Create a new data file for each type included in the folder. (You can use Excel to modify the content in the .xlsx and .csv files and save them under a new name in the same folder. You can use VSCode or Notepad++ to modify the content of an .xml and .json file and save those under a new name in the same folder.) Make sure you create at least one additional file for each type of data file in the folder.

Enter code in the cell below.

* Create a variable called `file_path` which contains the path to the folder where all the data files are included. You can use any of the methods described at the beginning of the notebook (Manually copy the path or copy the code to create a file dialog to choose the correct folder.)

In [None]:

# YOUR CODE HERE
raise NotImplementedError()

Enter code in the cell below.

* Add code in the cell below to list the files in the folder and create lists for each data file type. (Hint - It's OK to reuse code from earlier in the assignment.)

In [None]:

# YOUR CODE HERE
raise NotImplementedError()

Write you answers as comments in the cell below.

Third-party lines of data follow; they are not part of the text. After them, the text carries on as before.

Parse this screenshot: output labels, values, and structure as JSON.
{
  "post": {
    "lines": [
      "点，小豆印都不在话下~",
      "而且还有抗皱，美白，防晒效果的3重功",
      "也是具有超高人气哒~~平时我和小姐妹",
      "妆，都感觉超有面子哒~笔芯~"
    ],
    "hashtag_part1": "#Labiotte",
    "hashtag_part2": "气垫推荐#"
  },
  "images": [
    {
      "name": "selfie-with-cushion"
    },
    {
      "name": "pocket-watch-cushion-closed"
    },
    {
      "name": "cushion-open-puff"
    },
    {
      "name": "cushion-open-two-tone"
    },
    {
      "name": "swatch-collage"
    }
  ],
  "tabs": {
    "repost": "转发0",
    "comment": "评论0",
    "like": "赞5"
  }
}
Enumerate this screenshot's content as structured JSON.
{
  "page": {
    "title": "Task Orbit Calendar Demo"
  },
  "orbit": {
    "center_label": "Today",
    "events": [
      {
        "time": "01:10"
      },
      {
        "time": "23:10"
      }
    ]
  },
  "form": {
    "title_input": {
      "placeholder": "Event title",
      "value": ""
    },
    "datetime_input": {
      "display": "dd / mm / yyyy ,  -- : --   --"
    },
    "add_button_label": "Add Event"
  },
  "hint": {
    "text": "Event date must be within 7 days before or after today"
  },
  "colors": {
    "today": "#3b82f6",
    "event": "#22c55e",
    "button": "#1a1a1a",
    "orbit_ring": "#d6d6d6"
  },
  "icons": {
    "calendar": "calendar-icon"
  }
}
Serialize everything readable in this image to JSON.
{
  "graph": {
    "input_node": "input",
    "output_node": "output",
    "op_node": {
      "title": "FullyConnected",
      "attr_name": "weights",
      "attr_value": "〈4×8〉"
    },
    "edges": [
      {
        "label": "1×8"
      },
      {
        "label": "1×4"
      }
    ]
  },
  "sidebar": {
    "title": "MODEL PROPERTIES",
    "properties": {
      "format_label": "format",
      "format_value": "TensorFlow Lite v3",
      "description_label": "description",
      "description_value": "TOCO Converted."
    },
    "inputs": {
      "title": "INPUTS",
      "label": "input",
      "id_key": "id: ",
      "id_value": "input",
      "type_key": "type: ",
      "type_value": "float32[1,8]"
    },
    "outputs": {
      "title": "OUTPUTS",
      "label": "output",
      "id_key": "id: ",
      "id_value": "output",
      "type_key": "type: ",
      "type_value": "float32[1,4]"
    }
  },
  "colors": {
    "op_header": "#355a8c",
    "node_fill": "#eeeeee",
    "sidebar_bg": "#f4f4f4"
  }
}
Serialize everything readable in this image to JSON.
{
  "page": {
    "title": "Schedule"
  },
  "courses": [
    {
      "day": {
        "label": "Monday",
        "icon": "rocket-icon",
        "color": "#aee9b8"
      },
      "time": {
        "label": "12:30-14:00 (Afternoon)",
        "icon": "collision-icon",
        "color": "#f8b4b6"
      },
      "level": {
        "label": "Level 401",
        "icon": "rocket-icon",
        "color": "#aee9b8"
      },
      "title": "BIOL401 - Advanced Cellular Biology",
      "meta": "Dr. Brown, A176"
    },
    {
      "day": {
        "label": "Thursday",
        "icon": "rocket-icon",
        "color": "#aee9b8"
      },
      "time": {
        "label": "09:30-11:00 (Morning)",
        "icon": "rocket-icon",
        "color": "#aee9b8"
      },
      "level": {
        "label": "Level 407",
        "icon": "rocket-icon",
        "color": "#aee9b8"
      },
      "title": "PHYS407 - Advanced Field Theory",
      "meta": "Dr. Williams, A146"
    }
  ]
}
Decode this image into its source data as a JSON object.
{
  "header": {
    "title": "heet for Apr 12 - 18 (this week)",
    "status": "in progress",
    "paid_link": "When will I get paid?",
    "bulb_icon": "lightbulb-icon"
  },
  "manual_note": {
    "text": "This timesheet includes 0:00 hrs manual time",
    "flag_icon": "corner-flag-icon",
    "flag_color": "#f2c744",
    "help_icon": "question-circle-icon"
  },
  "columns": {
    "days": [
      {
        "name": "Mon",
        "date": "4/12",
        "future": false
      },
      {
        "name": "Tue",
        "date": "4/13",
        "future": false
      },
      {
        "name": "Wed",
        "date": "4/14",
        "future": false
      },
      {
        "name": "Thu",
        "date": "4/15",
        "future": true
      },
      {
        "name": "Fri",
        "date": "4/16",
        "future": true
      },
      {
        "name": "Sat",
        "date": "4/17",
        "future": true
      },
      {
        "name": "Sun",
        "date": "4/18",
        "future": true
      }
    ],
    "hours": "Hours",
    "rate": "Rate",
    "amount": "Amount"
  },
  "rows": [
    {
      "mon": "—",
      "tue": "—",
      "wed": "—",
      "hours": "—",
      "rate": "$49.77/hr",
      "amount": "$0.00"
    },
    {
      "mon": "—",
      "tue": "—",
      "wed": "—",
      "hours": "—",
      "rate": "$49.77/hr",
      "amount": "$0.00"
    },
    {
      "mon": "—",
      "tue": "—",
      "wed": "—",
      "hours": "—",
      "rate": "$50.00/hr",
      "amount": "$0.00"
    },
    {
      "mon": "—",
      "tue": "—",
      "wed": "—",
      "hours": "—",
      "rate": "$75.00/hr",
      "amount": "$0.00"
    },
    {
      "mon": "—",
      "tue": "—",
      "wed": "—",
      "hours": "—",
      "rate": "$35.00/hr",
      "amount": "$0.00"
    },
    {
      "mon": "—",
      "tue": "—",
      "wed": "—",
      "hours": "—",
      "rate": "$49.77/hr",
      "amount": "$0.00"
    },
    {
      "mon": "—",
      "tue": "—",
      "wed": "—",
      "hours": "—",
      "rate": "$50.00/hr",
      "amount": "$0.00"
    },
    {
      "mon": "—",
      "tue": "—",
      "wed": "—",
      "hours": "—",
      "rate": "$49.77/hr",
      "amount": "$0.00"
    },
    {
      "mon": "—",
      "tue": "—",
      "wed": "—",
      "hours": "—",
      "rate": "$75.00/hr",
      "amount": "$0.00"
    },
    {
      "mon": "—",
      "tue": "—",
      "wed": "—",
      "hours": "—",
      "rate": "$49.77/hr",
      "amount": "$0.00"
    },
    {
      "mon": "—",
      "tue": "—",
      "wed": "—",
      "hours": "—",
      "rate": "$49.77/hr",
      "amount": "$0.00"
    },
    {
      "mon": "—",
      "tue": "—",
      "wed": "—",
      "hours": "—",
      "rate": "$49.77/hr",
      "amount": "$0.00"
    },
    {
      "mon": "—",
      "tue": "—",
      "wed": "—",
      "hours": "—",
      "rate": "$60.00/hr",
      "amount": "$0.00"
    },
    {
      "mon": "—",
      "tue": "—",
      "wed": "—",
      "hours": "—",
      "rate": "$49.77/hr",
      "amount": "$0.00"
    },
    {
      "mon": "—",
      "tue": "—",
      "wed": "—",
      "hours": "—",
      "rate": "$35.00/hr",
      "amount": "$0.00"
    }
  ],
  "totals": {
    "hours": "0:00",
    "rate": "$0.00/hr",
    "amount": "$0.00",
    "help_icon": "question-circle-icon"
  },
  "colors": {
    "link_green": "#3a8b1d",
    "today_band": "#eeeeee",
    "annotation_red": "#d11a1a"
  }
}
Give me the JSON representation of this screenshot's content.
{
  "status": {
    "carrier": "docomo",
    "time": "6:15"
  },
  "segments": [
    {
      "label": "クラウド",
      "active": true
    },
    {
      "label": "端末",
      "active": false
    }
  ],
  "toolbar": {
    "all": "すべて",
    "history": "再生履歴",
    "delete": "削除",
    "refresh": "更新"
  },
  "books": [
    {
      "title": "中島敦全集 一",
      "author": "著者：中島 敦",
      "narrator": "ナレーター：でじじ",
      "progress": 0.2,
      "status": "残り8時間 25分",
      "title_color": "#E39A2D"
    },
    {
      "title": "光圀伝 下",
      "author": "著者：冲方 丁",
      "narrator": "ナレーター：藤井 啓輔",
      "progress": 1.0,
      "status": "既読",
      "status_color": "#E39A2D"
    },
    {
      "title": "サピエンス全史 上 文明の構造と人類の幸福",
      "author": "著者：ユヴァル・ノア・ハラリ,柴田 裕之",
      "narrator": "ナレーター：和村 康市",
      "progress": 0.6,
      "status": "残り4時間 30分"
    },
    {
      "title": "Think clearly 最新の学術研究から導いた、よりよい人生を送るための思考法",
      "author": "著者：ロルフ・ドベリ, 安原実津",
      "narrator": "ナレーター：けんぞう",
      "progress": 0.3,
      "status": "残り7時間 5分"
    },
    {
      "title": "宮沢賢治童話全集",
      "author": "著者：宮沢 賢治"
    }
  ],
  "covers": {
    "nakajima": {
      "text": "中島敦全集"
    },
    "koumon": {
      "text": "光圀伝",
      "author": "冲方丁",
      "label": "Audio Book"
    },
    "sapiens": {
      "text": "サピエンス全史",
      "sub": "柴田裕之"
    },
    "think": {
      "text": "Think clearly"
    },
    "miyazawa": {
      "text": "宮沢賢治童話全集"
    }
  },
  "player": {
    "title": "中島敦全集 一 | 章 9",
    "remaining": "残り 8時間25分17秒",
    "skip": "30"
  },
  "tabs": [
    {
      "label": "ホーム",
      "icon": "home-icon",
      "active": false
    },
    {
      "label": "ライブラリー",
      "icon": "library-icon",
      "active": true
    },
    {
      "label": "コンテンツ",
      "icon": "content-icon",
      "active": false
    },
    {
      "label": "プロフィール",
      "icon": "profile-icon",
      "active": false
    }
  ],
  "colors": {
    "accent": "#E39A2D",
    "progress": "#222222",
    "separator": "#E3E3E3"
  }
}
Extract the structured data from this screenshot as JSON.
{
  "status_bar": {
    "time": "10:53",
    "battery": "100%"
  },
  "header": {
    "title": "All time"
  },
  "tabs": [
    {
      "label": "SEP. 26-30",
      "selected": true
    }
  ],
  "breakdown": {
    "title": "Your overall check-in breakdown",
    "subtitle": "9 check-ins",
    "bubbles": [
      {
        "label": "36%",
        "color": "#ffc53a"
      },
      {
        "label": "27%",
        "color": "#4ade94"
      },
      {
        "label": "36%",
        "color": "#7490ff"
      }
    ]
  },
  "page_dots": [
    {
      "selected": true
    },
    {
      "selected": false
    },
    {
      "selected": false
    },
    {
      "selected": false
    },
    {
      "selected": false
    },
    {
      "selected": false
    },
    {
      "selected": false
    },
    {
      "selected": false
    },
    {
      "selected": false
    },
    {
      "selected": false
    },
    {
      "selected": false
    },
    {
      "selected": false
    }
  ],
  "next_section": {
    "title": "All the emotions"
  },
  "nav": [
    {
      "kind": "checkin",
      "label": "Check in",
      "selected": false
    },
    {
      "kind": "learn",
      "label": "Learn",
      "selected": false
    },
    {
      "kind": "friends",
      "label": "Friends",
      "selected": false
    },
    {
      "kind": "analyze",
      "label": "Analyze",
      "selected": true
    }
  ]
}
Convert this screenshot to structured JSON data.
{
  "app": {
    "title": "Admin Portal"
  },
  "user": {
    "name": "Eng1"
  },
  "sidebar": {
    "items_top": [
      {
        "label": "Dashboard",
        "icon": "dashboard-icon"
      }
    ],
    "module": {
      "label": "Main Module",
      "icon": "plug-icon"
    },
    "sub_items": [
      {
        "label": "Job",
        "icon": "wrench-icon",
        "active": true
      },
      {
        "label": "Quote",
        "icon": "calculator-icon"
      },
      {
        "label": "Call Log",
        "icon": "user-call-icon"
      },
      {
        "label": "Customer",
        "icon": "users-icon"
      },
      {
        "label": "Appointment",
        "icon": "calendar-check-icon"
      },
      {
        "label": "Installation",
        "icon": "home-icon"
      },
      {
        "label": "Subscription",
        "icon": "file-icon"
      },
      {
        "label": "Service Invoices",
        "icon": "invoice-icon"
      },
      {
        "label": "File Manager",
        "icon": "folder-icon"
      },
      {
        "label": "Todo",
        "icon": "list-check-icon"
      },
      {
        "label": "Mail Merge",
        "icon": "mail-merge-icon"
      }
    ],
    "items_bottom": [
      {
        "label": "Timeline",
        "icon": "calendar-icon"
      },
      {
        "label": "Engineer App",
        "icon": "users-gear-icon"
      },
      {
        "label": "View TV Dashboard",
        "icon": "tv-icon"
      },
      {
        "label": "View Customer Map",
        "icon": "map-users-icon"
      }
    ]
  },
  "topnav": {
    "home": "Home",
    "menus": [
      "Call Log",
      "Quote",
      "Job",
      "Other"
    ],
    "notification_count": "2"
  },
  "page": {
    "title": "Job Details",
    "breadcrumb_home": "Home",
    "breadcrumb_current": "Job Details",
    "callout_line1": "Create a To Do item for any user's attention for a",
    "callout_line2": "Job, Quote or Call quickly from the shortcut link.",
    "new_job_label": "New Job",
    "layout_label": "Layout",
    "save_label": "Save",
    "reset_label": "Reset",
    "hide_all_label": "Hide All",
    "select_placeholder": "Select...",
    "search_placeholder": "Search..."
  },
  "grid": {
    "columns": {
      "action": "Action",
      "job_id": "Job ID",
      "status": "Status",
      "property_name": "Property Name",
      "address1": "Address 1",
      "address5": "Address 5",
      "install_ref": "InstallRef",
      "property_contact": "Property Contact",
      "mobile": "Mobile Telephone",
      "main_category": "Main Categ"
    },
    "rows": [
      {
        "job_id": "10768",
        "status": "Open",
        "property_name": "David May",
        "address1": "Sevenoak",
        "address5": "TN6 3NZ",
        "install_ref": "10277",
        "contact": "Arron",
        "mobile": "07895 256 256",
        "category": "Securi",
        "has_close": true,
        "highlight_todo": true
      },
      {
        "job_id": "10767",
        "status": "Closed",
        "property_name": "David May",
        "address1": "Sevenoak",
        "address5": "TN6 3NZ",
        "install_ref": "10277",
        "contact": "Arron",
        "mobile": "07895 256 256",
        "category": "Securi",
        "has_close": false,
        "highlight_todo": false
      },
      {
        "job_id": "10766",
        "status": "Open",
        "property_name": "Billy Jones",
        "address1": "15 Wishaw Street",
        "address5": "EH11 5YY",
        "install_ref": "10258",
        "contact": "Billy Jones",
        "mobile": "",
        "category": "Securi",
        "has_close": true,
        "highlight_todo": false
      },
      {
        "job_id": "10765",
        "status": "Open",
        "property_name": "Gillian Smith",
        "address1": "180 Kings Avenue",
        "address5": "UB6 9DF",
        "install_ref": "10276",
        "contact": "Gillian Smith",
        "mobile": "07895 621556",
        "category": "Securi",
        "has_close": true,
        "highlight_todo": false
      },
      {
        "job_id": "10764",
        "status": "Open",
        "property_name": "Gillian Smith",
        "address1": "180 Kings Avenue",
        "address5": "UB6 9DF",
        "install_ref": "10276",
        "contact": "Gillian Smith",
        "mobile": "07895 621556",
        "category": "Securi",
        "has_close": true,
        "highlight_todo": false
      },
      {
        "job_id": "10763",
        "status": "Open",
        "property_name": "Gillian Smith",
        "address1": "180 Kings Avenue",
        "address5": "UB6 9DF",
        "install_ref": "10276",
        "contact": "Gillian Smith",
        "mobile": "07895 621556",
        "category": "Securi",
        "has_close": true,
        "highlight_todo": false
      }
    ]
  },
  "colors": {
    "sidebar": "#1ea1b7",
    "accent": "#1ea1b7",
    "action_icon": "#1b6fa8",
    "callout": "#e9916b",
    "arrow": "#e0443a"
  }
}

* What types of files are included in the folder? List the file extensions and how many of each type you see.

In [None]:

# YOUR CODE HERE
raise NotImplementedError()

Enter code in the cell below.

* Add code in the cell below to read each data file and combine them into a Pandas dataframe and display the dataframe. (Hint - It's OK to reuse code from earlier in the assignment.)

In [None]:

# YOUR CODE HERE
raise NotImplementedError()

Enter code in the cell below.

* Add code in the cell below to save your new dataframe as a csv file. (Hint - It's OK to reuse code from earlier in the assignment.)

In [None]:

# YOUR CODE HERE
raise NotImplementedError()

# Push your updated files to GitHub

If you're running this on Google Colab, you'll need to push your updated data files go GitHub and also upload your Jupyter Notebook with all of your output to your GitHub assignment repository. Instructions can be found at https://github.com/cmcntsh/OpenJupyterNBinGoogleColab

Be sure to turn in the url to your GitHub repository in Canvas.